The Long Grove Dairymen's Association was incorporated at Maynard. in December, 1875, with Henry Maynard, president. Judson A. Stevens, vice president, E. B. Snecligar, secretary and treasurer. The association erected a commodious building of two stories and basement eighteen by thirty feet, at a cost of one thousand six hundred dollars. This was the first creamery established in the community, and a. thriving business was transacted. The first officers are all dead or removed from the county, and though there is still a prosperous creamery business conducted at Maynard, it is operated by private enterprise. There is also a feed mill, and other public enterprises in the town, besides several good stores, mechanical shops, machinery supplies, etc. The only hotel in the place was burned recently, and a larger and better one is now under construction. The Maynard Savings Bank is the monetary institution of the town. The officers are, W. B. Beatty, president, A. H. Meihe, vice president, and E. F. Varnke, cashier.

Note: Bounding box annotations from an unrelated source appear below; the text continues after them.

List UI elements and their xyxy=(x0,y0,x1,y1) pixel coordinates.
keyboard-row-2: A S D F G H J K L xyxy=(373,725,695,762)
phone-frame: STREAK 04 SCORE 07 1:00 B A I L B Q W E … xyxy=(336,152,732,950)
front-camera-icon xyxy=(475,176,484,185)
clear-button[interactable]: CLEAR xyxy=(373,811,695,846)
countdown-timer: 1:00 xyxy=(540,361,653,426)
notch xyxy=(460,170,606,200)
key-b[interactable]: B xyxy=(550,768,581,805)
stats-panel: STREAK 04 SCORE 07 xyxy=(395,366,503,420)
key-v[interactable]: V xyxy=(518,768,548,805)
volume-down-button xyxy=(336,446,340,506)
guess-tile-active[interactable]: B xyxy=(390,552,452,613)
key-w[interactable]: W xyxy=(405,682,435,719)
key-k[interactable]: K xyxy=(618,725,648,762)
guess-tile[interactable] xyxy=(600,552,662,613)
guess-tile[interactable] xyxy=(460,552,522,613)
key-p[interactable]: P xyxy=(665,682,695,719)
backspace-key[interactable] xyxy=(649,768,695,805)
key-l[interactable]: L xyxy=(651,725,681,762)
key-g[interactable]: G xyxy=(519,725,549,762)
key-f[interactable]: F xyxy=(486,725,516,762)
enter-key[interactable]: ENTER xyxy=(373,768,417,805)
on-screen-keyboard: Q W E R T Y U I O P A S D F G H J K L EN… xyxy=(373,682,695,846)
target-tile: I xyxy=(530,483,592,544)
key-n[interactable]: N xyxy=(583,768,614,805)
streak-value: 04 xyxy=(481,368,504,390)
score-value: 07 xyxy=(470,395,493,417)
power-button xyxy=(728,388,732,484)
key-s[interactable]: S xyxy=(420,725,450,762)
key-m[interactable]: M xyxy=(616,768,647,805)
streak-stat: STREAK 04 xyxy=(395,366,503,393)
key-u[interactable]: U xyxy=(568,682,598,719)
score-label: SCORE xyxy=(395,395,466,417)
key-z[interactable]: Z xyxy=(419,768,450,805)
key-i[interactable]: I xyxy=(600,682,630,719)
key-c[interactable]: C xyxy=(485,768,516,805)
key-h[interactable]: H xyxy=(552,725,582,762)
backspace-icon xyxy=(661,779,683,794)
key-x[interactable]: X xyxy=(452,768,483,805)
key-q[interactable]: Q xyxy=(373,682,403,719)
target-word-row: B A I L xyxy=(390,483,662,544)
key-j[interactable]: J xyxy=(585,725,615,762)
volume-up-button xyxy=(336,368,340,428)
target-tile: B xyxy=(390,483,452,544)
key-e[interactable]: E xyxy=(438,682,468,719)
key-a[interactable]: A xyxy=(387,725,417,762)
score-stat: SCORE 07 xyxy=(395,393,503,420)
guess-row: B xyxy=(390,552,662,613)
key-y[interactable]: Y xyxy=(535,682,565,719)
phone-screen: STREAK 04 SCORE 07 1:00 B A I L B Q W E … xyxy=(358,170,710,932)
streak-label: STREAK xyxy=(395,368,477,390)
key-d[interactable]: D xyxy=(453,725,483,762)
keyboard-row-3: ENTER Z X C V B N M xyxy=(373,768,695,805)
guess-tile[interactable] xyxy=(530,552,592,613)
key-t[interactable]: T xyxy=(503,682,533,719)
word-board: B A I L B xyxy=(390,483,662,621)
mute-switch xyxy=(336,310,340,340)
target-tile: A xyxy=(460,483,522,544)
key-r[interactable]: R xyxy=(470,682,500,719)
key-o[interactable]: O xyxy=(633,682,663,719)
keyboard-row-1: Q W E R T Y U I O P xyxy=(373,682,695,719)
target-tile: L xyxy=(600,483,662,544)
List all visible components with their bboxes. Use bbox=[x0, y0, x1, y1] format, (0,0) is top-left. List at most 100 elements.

The Maynard school district, coincident with the boundaries of the corporation, has a new and modern school house with four rooms, employing one male teacher and four females, the former at a salary of seventy five dollars per month and the latter at an average salary of forty one dollars and sixty six cents. Nine months' school is provided for during the year. Of one hundred fifty one persons between five and twenty one years, one hundred twenty nine were enrolled in the schools, with an average daily attendance of one hundred fourteen. Besides these, there were eleven non resident students attending who contributed one hundred thirty six dollars and eighty cents to the school funds of the district. The average cost of tuition per month for each pupil was one dollar and seventy six cents. The school house is valued at five thousand seven hundred dollars, with six hundred dollars invested in school apparatus. There are one hundred sixty nine volumes in the school district library.

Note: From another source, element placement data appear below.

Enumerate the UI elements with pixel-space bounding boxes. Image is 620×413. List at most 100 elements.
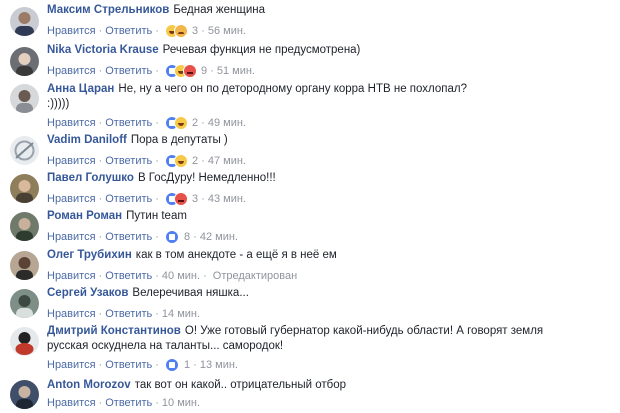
like-link[interactable]: Нравится [47, 117, 96, 129]
reply-link[interactable]: Ответить [105, 308, 152, 320]
comment-actions: Нравится · Ответить · 3 · 56 мин. [47, 24, 246, 38]
comment-time[interactable]: 40 мин. [162, 270, 200, 282]
comment-actions: Нравится · Ответить · 40 мин. · Отредактирова… [47, 270, 298, 282]
comment-actions: Нравится · Ответить · 9 · 51 мин. [47, 64, 255, 78]
reply-link[interactable]: Ответить [105, 397, 152, 409]
comment-text-line: Сергей Узаков Велеречивая няшка... [47, 286, 612, 301]
comment-text: Путин team [126, 210, 187, 222]
angry-reaction-icon [173, 192, 188, 206]
like-link[interactable]: Нравится [47, 193, 96, 205]
comment-text-line: Дмитрий Константинов О! Уже готовый губер… [47, 324, 567, 354]
comment-text-line: Анна Царан Не, ну а чего он по детородном… [47, 82, 612, 97]
reactions-summary[interactable] [164, 64, 197, 78]
comment-time[interactable]: 10 мин. [162, 397, 200, 409]
avatar[interactable] [10, 136, 39, 165]
reactions-summary[interactable] [164, 230, 179, 244]
reaction-count: 1 [184, 359, 191, 371]
comment-actions: Нравится · Ответить · 3 · 43 мин. [47, 192, 246, 206]
comment-text-line: Vadim Daniloff Пора в депутаты ) [47, 133, 612, 148]
comment-text: Велеречивая няшка... [132, 287, 249, 299]
comment-actions: Нравится · Ответить · 2 · 47 мин. [47, 154, 246, 168]
comment-author[interactable]: Сергей Узаков [47, 287, 128, 299]
reply-link[interactable]: Ответить [105, 270, 152, 282]
comment-text-line: Максим Стрельников Бедная женщина [47, 3, 612, 18]
reaction-count: 2 [192, 155, 199, 167]
comment-actions: Нравится · Ответить · 10 мин. [47, 397, 201, 409]
comment-text-line: Anton Morozov так вот он какой.. отрицате… [47, 378, 612, 393]
comment-actions: Нравится · Ответить · 8 · 42 мин. [47, 230, 238, 244]
avatar[interactable] [10, 174, 39, 203]
comment-text: Пора в депутаты ) [130, 134, 228, 146]
reactions-summary[interactable] [164, 24, 188, 38]
reaction-count: 8 [184, 231, 191, 243]
reaction-count: 3 [192, 25, 199, 37]
reply-link[interactable]: Ответить [105, 359, 152, 371]
comment-time[interactable]: 43 мин. [208, 193, 246, 205]
comment-author[interactable]: Максим Стрельников [47, 4, 169, 16]
reaction-count: 3 [192, 193, 199, 205]
comment-author[interactable]: Anton Morozov [47, 379, 131, 391]
edited-label[interactable]: Отредактирован [213, 270, 297, 282]
comment-time[interactable]: 56 мин. [208, 25, 246, 37]
comment-time[interactable]: 14 мин. [162, 308, 200, 320]
comment-author[interactable]: Павел Голушко [47, 172, 134, 184]
comment-text: Речевая функция не предусмотрена) [162, 44, 361, 56]
comment-author[interactable]: Vadim Daniloff [47, 134, 127, 146]
haha-reaction-icon [173, 116, 188, 130]
avatar[interactable] [10, 380, 39, 409]
comment-actions: Нравится · Ответить · 1 · 13 мин. [47, 358, 238, 372]
comment-author[interactable]: Nika Victoria Krause [47, 44, 159, 56]
comment-author[interactable]: Олег Трубихин [47, 249, 132, 261]
like-link[interactable]: Нравится [47, 270, 96, 282]
comment-actions: Нравится · Ответить · 14 мин. [47, 308, 201, 320]
avatar[interactable] [10, 289, 39, 318]
reactions-summary[interactable] [164, 192, 188, 206]
avatar[interactable] [10, 212, 39, 241]
avatar[interactable] [10, 47, 39, 76]
reply-link[interactable]: Ответить [105, 193, 152, 205]
reply-link[interactable]: Ответить [105, 231, 152, 243]
comment-actions: Нравится · Ответить · 2 · 49 мин. [47, 116, 246, 130]
reactions-summary[interactable] [164, 116, 188, 130]
sad-reaction-icon [173, 24, 188, 38]
avatar[interactable] [10, 7, 39, 36]
haha-reaction-icon [173, 154, 188, 168]
avatar[interactable] [10, 327, 39, 356]
comment-time[interactable]: 51 мин. [217, 65, 255, 77]
comment-text-line: Роман Роман Путин team [47, 209, 612, 224]
comment-text-line: Олег Трубихин как в том анекдоте - а ещё … [47, 248, 612, 263]
like-reaction-icon [164, 358, 179, 372]
comment-text-line: Павел Голушко В ГосДуру! Немедленно!!! [47, 171, 612, 186]
like-link[interactable]: Нравится [47, 231, 96, 243]
reaction-count: 2 [192, 117, 199, 129]
comment-text: Не, ну а чего он по детородному органу к… [118, 83, 467, 95]
comment-text-continued: :))))) [47, 98, 70, 110]
angry-reaction-icon [182, 64, 197, 78]
reply-link[interactable]: Ответить [105, 65, 152, 77]
reactions-summary[interactable] [164, 358, 179, 372]
like-link[interactable]: Нравится [47, 397, 96, 409]
reply-link[interactable]: Ответить [105, 117, 152, 129]
comment-text: так вот он какой.. отрицательный отбор [134, 379, 347, 391]
like-link[interactable]: Нравится [47, 65, 96, 77]
comment-text-line: Nika Victoria Krause Речевая функция не п… [47, 43, 612, 58]
comment-time[interactable]: 13 мин. [200, 359, 238, 371]
comment-time[interactable]: 42 мин. [200, 231, 238, 243]
like-link[interactable]: Нравится [47, 308, 96, 320]
reply-link[interactable]: Ответить [105, 25, 152, 37]
comment-author[interactable]: Роман Роман [47, 210, 122, 222]
comment-time[interactable]: 47 мин. [208, 155, 246, 167]
comment-author[interactable]: Дмитрий Константинов [47, 325, 181, 337]
reactions-summary[interactable] [164, 154, 188, 168]
comment-text: как в том анекдоте - а ещё я в неё ем [135, 249, 337, 261]
comment-text: Бедная женщина [173, 4, 265, 16]
comment-time[interactable]: 49 мин. [208, 117, 246, 129]
reaction-count: 9 [201, 65, 208, 77]
reply-link[interactable]: Ответить [105, 155, 152, 167]
comment-author[interactable]: Анна Царан [47, 83, 114, 95]
avatar[interactable] [10, 251, 39, 280]
avatar[interactable] [10, 84, 39, 113]
like-link[interactable]: Нравится [47, 25, 96, 37]
like-link[interactable]: Нравится [47, 155, 96, 167]
like-link[interactable]: Нравится [47, 359, 96, 371]
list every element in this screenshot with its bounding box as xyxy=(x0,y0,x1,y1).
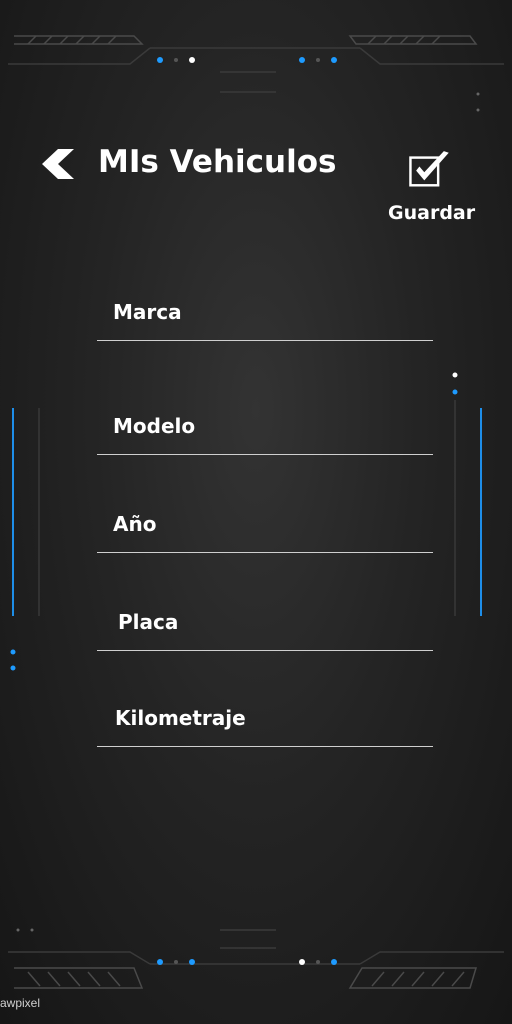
chevron-left-icon xyxy=(42,149,74,179)
save-label: Guardar xyxy=(388,202,476,224)
page-title: MIs Vehiculos xyxy=(98,144,337,180)
field-label-placa: Placa xyxy=(118,610,179,634)
field-label-marca: Marca xyxy=(113,300,182,324)
plate-field[interactable]: Placa xyxy=(97,610,433,651)
model-field[interactable]: Modelo xyxy=(97,414,433,455)
back-button[interactable] xyxy=(36,144,80,184)
field-label-modelo: Modelo xyxy=(113,414,196,438)
save-button[interactable]: Guardar xyxy=(386,142,486,230)
field-label-kilometraje: Kilometraje xyxy=(115,706,246,730)
field-label-ano: Año xyxy=(113,512,157,536)
brand-field[interactable]: Marca xyxy=(97,300,433,341)
mileage-field[interactable]: Kilometraje xyxy=(97,706,433,747)
year-field[interactable]: Año xyxy=(97,512,433,553)
checkbox-check-icon xyxy=(409,151,449,187)
watermark: awpixel xyxy=(0,996,41,1010)
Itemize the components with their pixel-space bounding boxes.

Some of the old settlers of the town and near by community were the Maynard and Pember families, J. A. Stevens, E. B. Snedigar, C. S. Older, C. B. Rich, Emory Frost, A. S. Payne, H. S. Hadsel, W. E. Davis, Isaiah Stansberry, Levi Smith, O. D. Bement, Harlow Giles, J. P. Prendergast. O. L. Farrand, Christ. First, S. H. Coon, Hiram Barnes, S. M. Goodall, J. S. Hatton, W. H. Syford, W. H. Potter, J. A. Vincent, F. M. Leach, George A. Sampson, Adam H. Weaver, S. S. Westgate, Joseph E. Beckner. S. P. Cushman, E. Packard, W. B. Beatty, M. C. Payne, S. T. Barnes, George Barkoff John Cutler, George Rice, the Talcott families, Matthew Smith, E. E. Day, Josiah Davis, the Conrads, H. L. Hadsel, George Sykes, the Fosket and Hollister families. It is not assumed that this is a complete list of early settlers' names, and some may be omitted from the list who ought to be there; but this is the best that can be done at this late date.

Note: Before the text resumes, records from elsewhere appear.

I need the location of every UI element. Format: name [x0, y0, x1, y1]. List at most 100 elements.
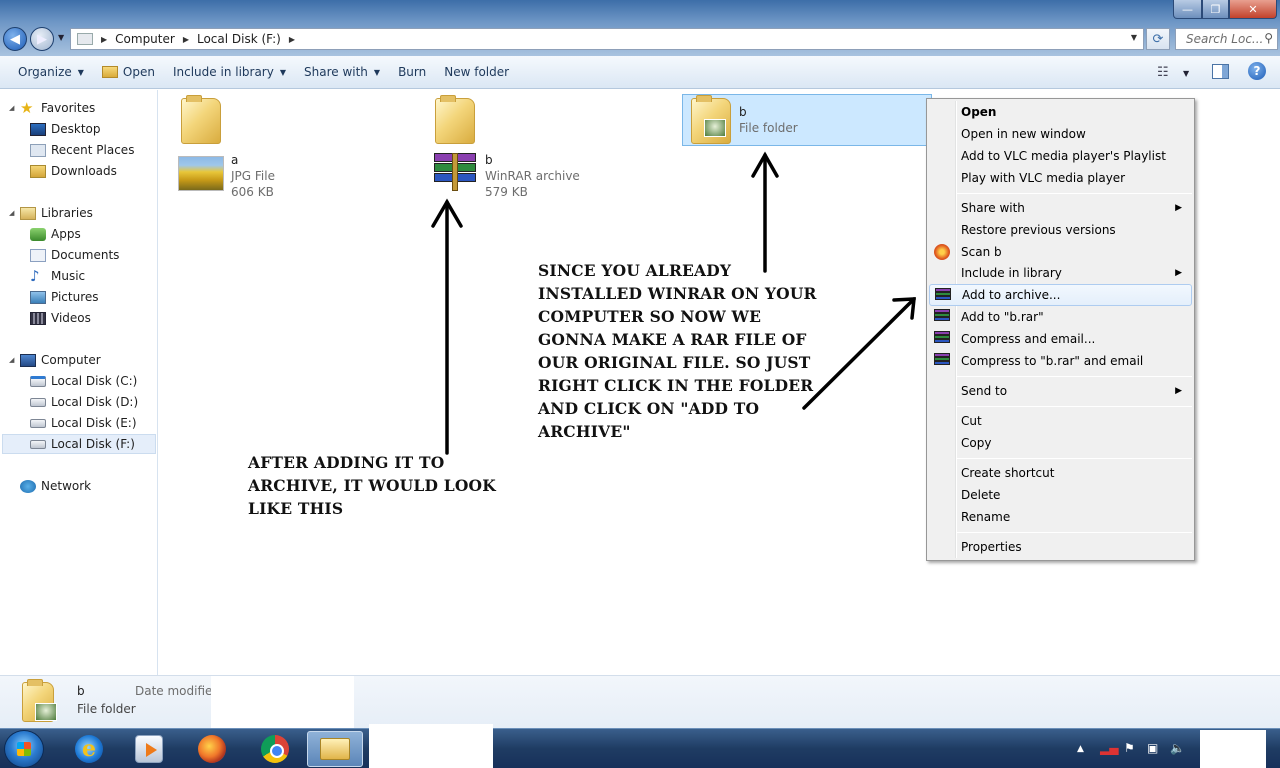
documents-icon — [30, 248, 46, 262]
menu-item-open[interactable]: Open — [929, 101, 1192, 123]
sidebar-item-pictures[interactable]: Pictures — [30, 287, 156, 307]
address-dropdown-icon[interactable]: ▼ — [1131, 33, 1137, 42]
view-options-icon[interactable]: ☷ — [1157, 65, 1169, 80]
recent-pages-dropdown[interactable]: ▼ — [58, 33, 64, 42]
collapse-icon[interactable]: ◢ — [9, 209, 14, 217]
share-with-button[interactable]: Share with ▼ — [304, 65, 380, 79]
menu-item-include-library[interactable]: Include in library ▶ — [929, 262, 1192, 284]
taskbar-windows-explorer[interactable] — [307, 731, 363, 767]
sidebar-item-desktop[interactable]: Desktop — [30, 119, 156, 139]
back-arrow-icon: ◀ — [10, 31, 20, 47]
recent-places-icon — [30, 143, 46, 157]
start-button[interactable] — [4, 730, 44, 768]
address-bar[interactable]: ▶ Computer ▶ Local Disk (F:) ▶ ▼ — [70, 28, 1144, 50]
folder-icon[interactable] — [181, 95, 221, 144]
chevron-down-icon[interactable]: ▼ — [1183, 69, 1189, 78]
sidebar-network[interactable]: Network — [20, 476, 146, 496]
chrome-icon — [261, 735, 289, 763]
context-menu: Open Open in new window Add to VLC media… — [926, 98, 1195, 561]
breadcrumb-arrow-icon[interactable]: ▶ — [289, 35, 295, 44]
redacted-label — [227, 96, 387, 136]
burn-button[interactable]: Burn — [398, 65, 426, 79]
sidebar-item-music[interactable]: ♪ Music — [30, 266, 156, 286]
taskbar-windows-media-player[interactable] — [121, 731, 177, 767]
sidebar-item-local-disk-f[interactable]: Local Disk (F:) — [30, 434, 156, 454]
refresh-button[interactable]: ⟳ — [1146, 28, 1170, 50]
sidebar-item-videos[interactable]: Videos — [30, 308, 156, 328]
file-name: b — [739, 105, 747, 119]
submenu-arrow-icon: ▶ — [1175, 386, 1182, 396]
breadcrumb-local-disk-f[interactable]: Local Disk (F:) — [197, 32, 281, 46]
menu-item-rename[interactable]: Rename — [929, 506, 1192, 528]
menu-item-copy[interactable]: Copy — [929, 432, 1192, 454]
power-icon[interactable]: ▣ — [1147, 741, 1158, 755]
menu-item-scan[interactable]: Scan b — [929, 241, 1192, 263]
taskbar-internet-explorer[interactable]: e — [61, 731, 117, 767]
collapse-icon[interactable]: ◢ — [9, 356, 14, 364]
menu-item-share-with[interactable]: Share with ▶ — [929, 197, 1192, 219]
menu-item-compress-b-rar-email[interactable]: Compress to "b.rar" and email — [929, 350, 1192, 372]
menu-item-vlc-playlist[interactable]: Add to VLC media player's Playlist — [929, 145, 1192, 167]
details-pane: b File folder Date modified: — [0, 675, 1280, 729]
action-center-flag-icon[interactable]: ⚑ — [1124, 741, 1135, 755]
sidebar-libraries[interactable]: Libraries — [20, 203, 146, 223]
volume-icon[interactable]: 🔈 — [1170, 741, 1185, 755]
sidebar-item-documents[interactable]: Documents — [30, 245, 156, 265]
menu-item-add-to-archive[interactable]: Add to archive... — [929, 284, 1192, 306]
install-note: SINCE YOU ALREADY INSTALLED WINRAR ON YO… — [538, 261, 817, 441]
folder-icon[interactable] — [435, 95, 475, 144]
selected-folder-tile[interactable]: b File folder — [682, 94, 932, 146]
menu-item-send-to[interactable]: Send to ▶ — [929, 380, 1192, 402]
sidebar-item-local-disk-c[interactable]: Local Disk (C:) — [30, 371, 156, 391]
sidebar-computer[interactable]: Computer — [20, 350, 146, 370]
show-hidden-icons-icon[interactable]: ▲ — [1077, 744, 1084, 754]
winrar-icon — [934, 353, 950, 369]
menu-item-compress-email[interactable]: Compress and email... — [929, 328, 1192, 350]
search-input[interactable]: Search Loc... ⚲ — [1175, 28, 1278, 50]
breadcrumb-arrow-icon[interactable]: ▶ — [101, 35, 107, 44]
menu-item-properties[interactable]: Properties — [929, 536, 1192, 558]
sidebar-favorites[interactable]: ★ Favorites — [20, 98, 146, 118]
menu-item-create-shortcut[interactable]: Create shortcut — [929, 462, 1192, 484]
file-name[interactable]: b — [485, 153, 493, 167]
taskbar-chrome[interactable] — [247, 731, 303, 767]
close-button[interactable]: ✕ — [1229, 0, 1277, 19]
menu-item-vlc-play[interactable]: Play with VLC media player — [929, 167, 1192, 189]
taskbar-firefox[interactable] — [184, 731, 240, 767]
sidebar-item-local-disk-d[interactable]: Local Disk (D:) — [30, 392, 156, 412]
signal-icon[interactable]: ▂▄ — [1100, 741, 1118, 755]
preview-pane-button[interactable] — [1212, 64, 1229, 79]
collapse-icon[interactable]: ◢ — [9, 104, 14, 112]
menu-item-delete[interactable]: Delete — [929, 484, 1192, 506]
sidebar-item-recent-places[interactable]: Recent Places — [30, 140, 156, 160]
file-name[interactable]: a — [231, 153, 238, 167]
help-icon[interactable]: ? — [1248, 62, 1266, 80]
menu-item-restore-versions[interactable]: Restore previous versions — [929, 219, 1192, 241]
chevron-down-icon: ▼ — [77, 67, 84, 77]
folder-icon — [101, 66, 118, 78]
new-folder-button[interactable]: New folder — [444, 65, 509, 79]
minimize-button[interactable]: — — [1173, 0, 1202, 19]
computer-icon — [77, 33, 93, 45]
organize-button[interactable]: Organize ▼ — [18, 65, 84, 79]
redacted-taskbar-item — [369, 724, 493, 768]
winrar-archive-icon[interactable] — [434, 153, 476, 191]
include-in-library-button[interactable]: Include in library ▼ — [173, 65, 286, 79]
search-icon[interactable]: ⚲ — [1264, 31, 1273, 45]
library-icon — [20, 206, 36, 220]
breadcrumb-computer[interactable]: Computer — [115, 32, 175, 46]
sidebar-item-local-disk-e[interactable]: Local Disk (E:) — [30, 413, 156, 433]
maximize-button[interactable]: ❐ — [1202, 0, 1229, 19]
breadcrumb-arrow-icon[interactable]: ▶ — [183, 35, 189, 44]
menu-item-add-to-b-rar[interactable]: Add to "b.rar" — [929, 306, 1192, 328]
open-button[interactable]: Open — [101, 65, 155, 79]
folder-icon — [691, 95, 731, 144]
back-button[interactable]: ◀ — [3, 27, 27, 51]
menu-item-cut[interactable]: Cut — [929, 410, 1192, 432]
menu-item-open-new-window[interactable]: Open in new window — [929, 123, 1192, 145]
sidebar-item-apps[interactable]: Apps — [30, 224, 156, 244]
image-thumbnail[interactable] — [178, 156, 224, 191]
taskbar: e ▲ ▂▄ ⚑ ▣ 🔈 — [0, 724, 1280, 768]
sidebar-item-downloads[interactable]: Downloads — [30, 161, 156, 181]
forward-button[interactable]: ▶ — [30, 27, 54, 51]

In December, 1873, Long Grove Grange was organized in Maynard, and during its existence, which covered a period of many years, nearly every man and woman in the surrounding country was associated with it. Many of the early members are dead and others removed, while the younger generations have allied themselves with other societies.

The Ancient Order of United Workmen lodge has been one of the continuing institutions of the place, and much good has resulted from its existence. Diana Lodge No. 87 was organized on the 3oth of November. 1876. and was for a number of years an exceptionally strong organization. It is purely an insurance society, though the ritualistic and social functions are a source of pleasure to the members.

Maynard Lodge, Independent Order of Odd Fellows, was organized in 1891, and started out with a strong membership. It has always been an active and influential society in the town. A few years ago the Westgate lodge was consolidated with the Maynard organization, thus discontinuing the one and strengthening the other. This is now the most prominent and active social and beneficial fraternity in the place.